Artinya negara telah membayar mahal terbentuknya OJK melalui UU 21 Tahun 2011 sebagai lembaga otoritas yang dituntut mampu menggunakan peranannya dengan professional, penuh hati-hati, dan bertanggung jawab, serta tegas. Ketegasan inilah yang dimaksudkan mempunyai makna asas kepastian
hukum dalam penggunaan kewenangannya sesuai ketentuan perundang-undangan yang berlaku secara universal.

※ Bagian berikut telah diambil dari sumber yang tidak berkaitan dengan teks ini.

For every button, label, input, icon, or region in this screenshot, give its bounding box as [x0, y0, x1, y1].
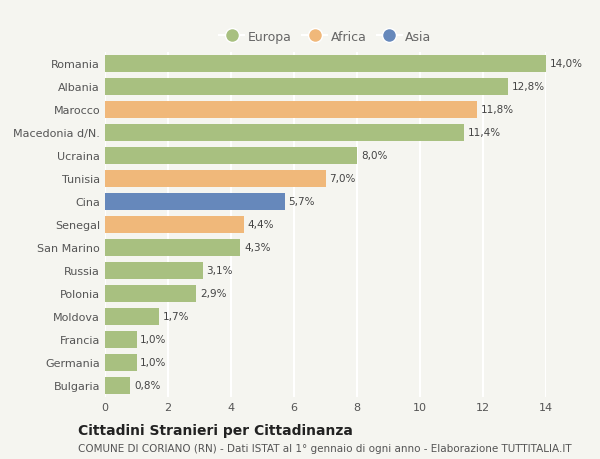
- Text: Cittadini Stranieri per Cittadinanza: Cittadini Stranieri per Cittadinanza: [78, 423, 353, 437]
- Bar: [105, 194, 284, 210]
- Text: 3,1%: 3,1%: [206, 266, 233, 276]
- Text: 5,7%: 5,7%: [289, 197, 315, 207]
- Text: 7,0%: 7,0%: [329, 174, 356, 184]
- Bar: [105, 125, 464, 141]
- Bar: [105, 331, 137, 348]
- Bar: [105, 56, 546, 73]
- Bar: [105, 285, 196, 302]
- Text: 11,4%: 11,4%: [468, 128, 501, 138]
- Bar: [105, 263, 203, 279]
- Text: 14,0%: 14,0%: [550, 59, 583, 69]
- Text: 8,0%: 8,0%: [361, 151, 387, 161]
- Text: 0,8%: 0,8%: [134, 381, 160, 391]
- Bar: [105, 148, 357, 164]
- Bar: [105, 354, 137, 371]
- Text: 1,0%: 1,0%: [140, 335, 167, 345]
- Text: 1,0%: 1,0%: [140, 358, 167, 368]
- Text: 11,8%: 11,8%: [481, 105, 514, 115]
- Text: COMUNE DI CORIANO (RN) - Dati ISTAT al 1° gennaio di ogni anno - Elaborazione TU: COMUNE DI CORIANO (RN) - Dati ISTAT al 1…: [78, 443, 572, 453]
- Bar: [105, 240, 241, 256]
- Bar: [105, 102, 477, 118]
- Bar: [105, 79, 508, 95]
- Bar: [105, 217, 244, 233]
- Text: 4,3%: 4,3%: [244, 243, 271, 253]
- Bar: [105, 171, 326, 187]
- Text: 2,9%: 2,9%: [200, 289, 227, 299]
- Text: 12,8%: 12,8%: [512, 82, 545, 92]
- Bar: [105, 308, 158, 325]
- Text: 1,7%: 1,7%: [163, 312, 189, 322]
- Text: 4,4%: 4,4%: [247, 220, 274, 230]
- Bar: [105, 377, 130, 394]
- Legend: Europa, Africa, Asia: Europa, Africa, Asia: [217, 28, 434, 46]
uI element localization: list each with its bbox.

Karena OJK itu lembaga otoritas yang memegang Wibawa Pemerintah, jadi jangan sampai terdapat keraguan dan/atau kekhawatiran dalam menggunakan wewenang.
Persoalan setiap tindakan yang telah dilakukan dan diputuskan oleh OJK kemudian mendapatkan perlawanan atau gugatan dari pihak lain, hal demikian
merupakan sesuatu hal yang alamiah dan normatif dalam suatu proses hukum, karena setiap subyek hukum di negara ini mempunyai hak atas itu untuk melakukan pembelaan.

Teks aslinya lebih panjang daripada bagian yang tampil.